Ideally, a situation should exist where all the secondary schools are performing at the same level. This would mean that there would be no need to write an examination to decide to which school a student should be assigned.
Ideally, all the schools would be considered top schools and students would be able to enjoy a good education, regardless of where they live.
Unfortunately, the education system is not like this. It has never been like this. And it seems that despite parents complaining about how many students failed, they do not wish the system to change. They want an elitist system in which more than 15,000 students compete for a few hundred places in five of the top schools in Georgetown and one or two tops schools in Berbice and Essequibo.
They want their children to get a chance to go to the top schools even if it is at the price of the failure of masses of children. It is crab-barrel process,
This is the system that was inherited from the British.
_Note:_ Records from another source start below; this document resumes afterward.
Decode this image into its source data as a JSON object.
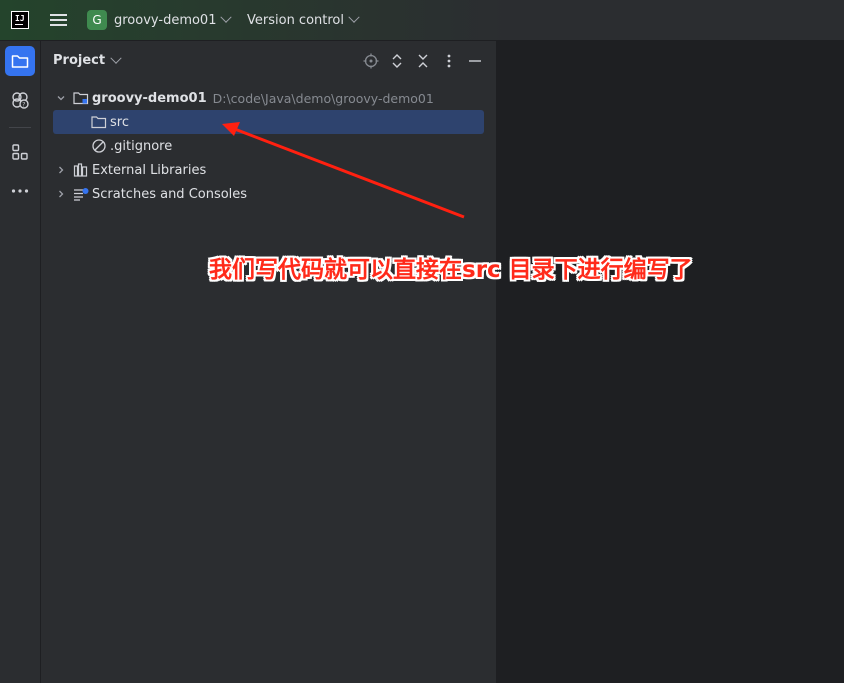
{
  "titlebar": {
    "logo_text": "IJ",
    "project_badge": "G",
    "project_name": "groovy-demo01",
    "vcs_label": "Version control"
  },
  "left_toolbar": {
    "items": [
      {
        "icon": "folder-icon",
        "active": true
      },
      {
        "icon": "plugins-icon",
        "active": false
      },
      {
        "icon": "structure-icon",
        "active": false
      },
      {
        "icon": "more-icon",
        "active": false
      }
    ]
  },
  "project_panel": {
    "title": "Project",
    "tools": [
      "locate-icon",
      "expand-all-icon",
      "collapse-all-icon",
      "options-icon",
      "hide-icon"
    ],
    "tree": [
      {
        "label": "groovy-demo01",
        "path": "D:\\code\\Java\\demo\\groovy-demo01",
        "icon": "module-folder-icon",
        "expanded": true
      },
      {
        "label": "src",
        "icon": "folder-icon",
        "selected": true
      },
      {
        "label": ".gitignore",
        "icon": "ignore-file-icon"
      },
      {
        "label": "External Libraries",
        "icon": "library-icon",
        "expanded": false
      },
      {
        "label": "Scratches and Consoles",
        "icon": "scratches-icon",
        "expanded": false
      }
    ]
  },
  "annotation": {
    "text": "我们写代码就可以直接在src 目录下进行编写了",
    "color": "#ff2a1a"
  },
  "colors": {
    "accent": "#3574f0",
    "selection": "#2e436e",
    "panel_bg": "#2b2d30",
    "editor_bg": "#1e1f22"
  }
}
It is a system geared for capitalism. It based on the notion that the best should rule; the best should have the best education; best should get the best jobs. The education system at the primary level is thus geared to weeding out the weak, or as is now the case, to relegate them to a sub-standard education in some obscure school.
One regional official has called for the abolition of the NGSA. But what is it going to be replaced by? We can end up in a situation in which instead of at least producing some good students, we end up with an education system that does not produce any good students at all.
In other words, the present system may be flawed but unless there is something better to replace it, then it should not be tinkered with.
And who is going to change the system? The products of an elitist educational system are not going to overturn it. This will contradict everything they stand for, including the philosophy of the survival of the fittest.
Burnham decided a long time ago, that weeding out the weak and strengthening the strong was the law of survival, both in politics and in education. He was the one who developed a school of excellence, called President’s College which cost a poor nation a fortune just to turn out each year a few hundred super-performers.
For the other students who had to settle for lesser schools, there was little hope. The law of the jungle was meant to devour them.
Changing the NGSA requires a new thinking about the way society is run. And, quite honestly, this is not the era for that sort of thinking.
People love the law of the jungle. They want an elitist education because their values, despite all the years of socialist indoctrination, are still bourgeois.